Background
dbt version 0.16.0 released a new strategy, insert_overwrite
, for dbt’s incremental materialization on BigQuery. (There’s an overview here.) I’m interested to see how changing the strategy, paired with other configuration options, impact the performance of a dbt model’s incremental run.
Setup
I’m querying a table of Wikipedia page views in 2020. In a given day, there are ~150 million page view records, totaling 7 GB. Each record represents a given page being visited one or more times within a given date-hour. The table is partitioned by datehour
, and it records the number of views that occurred in each hour on a given page.
Variables
Modeling
I am going to tag pages based on some arbitrary attributes, and create three incremental models:
- Enriched: Returns the set of all pages visited, with additional columns describing the language and subject. The enriched table does some minor cleaning but also adds columns, so it stores ~130 million records and 9 GB per day-partition.
- Aggregated: Aggregate the pages by hour, language, and subject, returning only the total number of views. The summary table represents a significant reduction in dimensionality: one day-partition contains ~10k records and 500 KB.
- Goldlilocks: A little bit of enrichment and a little bit of aggregation. One day-partition contains ~30 mm records and 2.5 GB.
Incremental strategy
-
merge
(simple) -
merge
with cluster key -
insert_overwrite
with static partitions -
insert_overwrite
(dynamic) - Control:
full refresh
Data volume
With X number of days of “old” data already in the table, I incrementally run for Y days of data (a subset of X) and merge them back into the table. This should produce an identical output to fully refreshing the table with X days of data. Each incremental run is labeled as X-Y days of data.
- 3 days old + 1 day new (3-1)
- 7 days old + 1 day new (7-1)
- 7 days old + 3 days new (7-3)
- 14 days old + 3 days new (14-3)
- 30 days old + 3 days new (30-3)
Criteria
When I talk about model performance on BigQuery, I’m talking about:
- Speed: How many seconds does it take to run our incremental DML? Is it significantly better (or worse!) than control (the full refresh build)?
- Cost: How many bytes are scanned by our incremental query/queries?
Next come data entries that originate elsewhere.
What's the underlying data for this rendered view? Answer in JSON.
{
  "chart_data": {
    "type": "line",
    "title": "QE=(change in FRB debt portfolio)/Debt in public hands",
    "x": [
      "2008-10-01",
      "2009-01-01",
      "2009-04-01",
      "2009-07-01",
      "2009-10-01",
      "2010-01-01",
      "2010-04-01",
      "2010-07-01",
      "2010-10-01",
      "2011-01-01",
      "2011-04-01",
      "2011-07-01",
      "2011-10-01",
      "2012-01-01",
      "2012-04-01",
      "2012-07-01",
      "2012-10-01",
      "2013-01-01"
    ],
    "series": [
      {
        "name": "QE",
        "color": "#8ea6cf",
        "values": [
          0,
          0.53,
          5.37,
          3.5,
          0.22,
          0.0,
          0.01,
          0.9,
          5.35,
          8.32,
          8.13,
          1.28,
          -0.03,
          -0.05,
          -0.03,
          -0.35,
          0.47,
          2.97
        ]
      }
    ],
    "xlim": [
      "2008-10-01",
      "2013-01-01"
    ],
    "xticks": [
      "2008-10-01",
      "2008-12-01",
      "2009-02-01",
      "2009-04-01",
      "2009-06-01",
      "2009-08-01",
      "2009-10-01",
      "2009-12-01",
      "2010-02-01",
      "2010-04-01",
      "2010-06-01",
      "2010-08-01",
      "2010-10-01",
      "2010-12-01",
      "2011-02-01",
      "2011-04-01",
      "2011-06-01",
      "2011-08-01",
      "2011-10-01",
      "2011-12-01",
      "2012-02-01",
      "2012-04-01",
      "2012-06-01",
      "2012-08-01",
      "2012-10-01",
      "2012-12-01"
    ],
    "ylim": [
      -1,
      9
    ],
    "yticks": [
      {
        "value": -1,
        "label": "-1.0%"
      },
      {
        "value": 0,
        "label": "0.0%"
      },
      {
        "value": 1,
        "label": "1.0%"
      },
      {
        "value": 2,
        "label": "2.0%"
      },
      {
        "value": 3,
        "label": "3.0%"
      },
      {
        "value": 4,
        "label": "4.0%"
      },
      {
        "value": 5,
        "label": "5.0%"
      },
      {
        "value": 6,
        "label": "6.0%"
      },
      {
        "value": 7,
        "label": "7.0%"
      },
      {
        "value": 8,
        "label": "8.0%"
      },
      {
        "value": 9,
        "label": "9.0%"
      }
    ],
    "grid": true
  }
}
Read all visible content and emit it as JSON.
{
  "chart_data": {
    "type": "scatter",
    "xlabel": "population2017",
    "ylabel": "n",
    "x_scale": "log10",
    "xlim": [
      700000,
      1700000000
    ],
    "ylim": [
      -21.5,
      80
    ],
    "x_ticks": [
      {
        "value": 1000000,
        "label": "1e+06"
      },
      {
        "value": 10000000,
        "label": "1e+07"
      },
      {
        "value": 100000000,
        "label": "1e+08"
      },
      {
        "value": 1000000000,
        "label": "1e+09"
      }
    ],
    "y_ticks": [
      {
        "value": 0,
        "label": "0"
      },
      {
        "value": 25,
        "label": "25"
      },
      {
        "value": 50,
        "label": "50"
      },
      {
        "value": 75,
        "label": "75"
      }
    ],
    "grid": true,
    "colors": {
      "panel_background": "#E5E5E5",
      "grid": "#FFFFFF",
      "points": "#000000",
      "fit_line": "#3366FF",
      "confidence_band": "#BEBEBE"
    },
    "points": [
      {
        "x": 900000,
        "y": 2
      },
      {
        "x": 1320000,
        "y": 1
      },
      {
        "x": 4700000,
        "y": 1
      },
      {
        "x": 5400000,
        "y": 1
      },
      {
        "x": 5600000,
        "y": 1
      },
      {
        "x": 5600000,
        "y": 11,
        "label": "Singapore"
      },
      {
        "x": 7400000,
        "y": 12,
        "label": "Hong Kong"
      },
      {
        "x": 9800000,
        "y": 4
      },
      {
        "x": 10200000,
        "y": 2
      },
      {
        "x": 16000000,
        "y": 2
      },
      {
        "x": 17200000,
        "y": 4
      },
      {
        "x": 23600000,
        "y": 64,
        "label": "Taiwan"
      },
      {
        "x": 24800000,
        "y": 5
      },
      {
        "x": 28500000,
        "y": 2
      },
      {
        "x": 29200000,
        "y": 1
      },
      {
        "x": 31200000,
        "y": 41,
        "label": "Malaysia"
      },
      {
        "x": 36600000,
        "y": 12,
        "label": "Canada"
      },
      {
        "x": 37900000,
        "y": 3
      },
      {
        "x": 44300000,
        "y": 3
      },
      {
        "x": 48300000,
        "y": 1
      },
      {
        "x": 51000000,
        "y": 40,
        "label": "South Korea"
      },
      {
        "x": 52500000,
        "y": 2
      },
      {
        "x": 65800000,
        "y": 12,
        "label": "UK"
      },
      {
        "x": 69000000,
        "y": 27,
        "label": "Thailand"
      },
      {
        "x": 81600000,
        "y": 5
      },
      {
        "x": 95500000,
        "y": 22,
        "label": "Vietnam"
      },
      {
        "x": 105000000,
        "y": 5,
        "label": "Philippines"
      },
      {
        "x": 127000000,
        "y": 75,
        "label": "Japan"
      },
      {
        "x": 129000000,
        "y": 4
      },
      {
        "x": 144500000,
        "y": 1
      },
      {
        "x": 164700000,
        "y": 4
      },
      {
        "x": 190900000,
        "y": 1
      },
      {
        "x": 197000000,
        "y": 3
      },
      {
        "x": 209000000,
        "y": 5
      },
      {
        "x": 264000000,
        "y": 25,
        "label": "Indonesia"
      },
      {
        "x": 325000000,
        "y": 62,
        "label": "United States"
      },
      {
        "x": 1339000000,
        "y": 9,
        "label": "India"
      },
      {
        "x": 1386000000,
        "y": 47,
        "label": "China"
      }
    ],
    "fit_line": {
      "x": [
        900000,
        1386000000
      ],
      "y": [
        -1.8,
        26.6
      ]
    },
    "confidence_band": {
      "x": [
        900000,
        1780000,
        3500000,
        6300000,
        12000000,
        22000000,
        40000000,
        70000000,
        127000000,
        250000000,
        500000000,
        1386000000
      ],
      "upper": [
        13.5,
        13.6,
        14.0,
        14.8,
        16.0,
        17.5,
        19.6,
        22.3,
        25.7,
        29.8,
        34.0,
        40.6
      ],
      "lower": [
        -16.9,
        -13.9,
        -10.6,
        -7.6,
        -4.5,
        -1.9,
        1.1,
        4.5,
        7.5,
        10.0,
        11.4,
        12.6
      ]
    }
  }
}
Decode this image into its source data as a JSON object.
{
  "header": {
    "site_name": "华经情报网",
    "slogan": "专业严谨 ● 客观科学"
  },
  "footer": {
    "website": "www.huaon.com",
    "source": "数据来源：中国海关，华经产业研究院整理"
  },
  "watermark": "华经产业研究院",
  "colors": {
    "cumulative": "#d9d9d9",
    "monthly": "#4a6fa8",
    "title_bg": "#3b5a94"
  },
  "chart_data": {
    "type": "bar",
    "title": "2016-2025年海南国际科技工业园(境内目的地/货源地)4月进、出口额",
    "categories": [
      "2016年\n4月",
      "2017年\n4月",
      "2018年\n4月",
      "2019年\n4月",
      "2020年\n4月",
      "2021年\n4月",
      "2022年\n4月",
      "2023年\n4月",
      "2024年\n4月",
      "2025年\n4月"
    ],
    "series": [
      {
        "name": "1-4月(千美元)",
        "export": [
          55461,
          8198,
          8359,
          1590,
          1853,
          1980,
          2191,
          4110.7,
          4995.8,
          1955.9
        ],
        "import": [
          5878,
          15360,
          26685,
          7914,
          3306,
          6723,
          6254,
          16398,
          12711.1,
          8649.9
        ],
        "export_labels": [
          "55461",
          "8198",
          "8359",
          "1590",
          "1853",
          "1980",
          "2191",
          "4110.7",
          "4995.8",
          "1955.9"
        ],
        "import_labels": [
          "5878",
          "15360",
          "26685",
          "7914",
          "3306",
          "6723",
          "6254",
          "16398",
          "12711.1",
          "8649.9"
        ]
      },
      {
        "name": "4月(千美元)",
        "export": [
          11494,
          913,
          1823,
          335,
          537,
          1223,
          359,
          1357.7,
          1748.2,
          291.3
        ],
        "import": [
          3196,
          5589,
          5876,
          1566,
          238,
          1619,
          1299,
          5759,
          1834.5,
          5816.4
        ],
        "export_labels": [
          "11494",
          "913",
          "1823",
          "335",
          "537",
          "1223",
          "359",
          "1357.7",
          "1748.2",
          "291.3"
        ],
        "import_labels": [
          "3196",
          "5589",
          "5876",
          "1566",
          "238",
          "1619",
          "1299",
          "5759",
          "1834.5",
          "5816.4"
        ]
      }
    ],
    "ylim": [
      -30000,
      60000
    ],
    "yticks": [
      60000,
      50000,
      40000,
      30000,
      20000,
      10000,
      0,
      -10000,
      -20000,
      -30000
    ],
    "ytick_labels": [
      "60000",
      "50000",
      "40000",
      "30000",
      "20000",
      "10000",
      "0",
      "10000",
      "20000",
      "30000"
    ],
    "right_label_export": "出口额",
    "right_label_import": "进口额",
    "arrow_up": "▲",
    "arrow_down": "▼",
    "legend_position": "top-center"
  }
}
Is it significantly cheaper than control?
- Scale: How do runtime and cost increase as I increase the overall volume of data (“old”)? The volume of “new” data?
Results
Here is a spreadsheet with all observations.
Findings
- Whereas bytes processed is a fixed number, given a static data input, model build times vary significantly. Interestingly, runtimes are relatively flat across data volumes—massively parallel processing, perhaps.
- Across the board, static insert_overwrite is cheapest and almost always fastest. The dynamic insert overwrite strategy is always slowest.
- Among merge strategies, the clustered merge is always cheaper than simple merge, and they’re neck-and-neck for runtime.
- In the aggregated model, the target table is so small that a simple merge is equally performant with merge clustered and a static insert overwrite. The additional queries run by dynamic insert overwrite are worth neither the added time nor additional bytes billed.
- In the enriched model, because the target table is larger than the source table, most strategies are worse than control (full refresh) in terms of both bytes and speed. At scale (30-3 days of data), clustered merge and dynamic insert overwrite start outperforming the full-refresh build.
- In the goldilocks and enriched models, merge strategies scale in GBs processed more linearly than both insert overwrite strategies. Despite having a higher baseline cost—the y-intercept, which I can infer from 3-1—the dynamic insert overwrite starts outperforming the clustered merge in cost terms when incremental runs are processing ~100 GBs.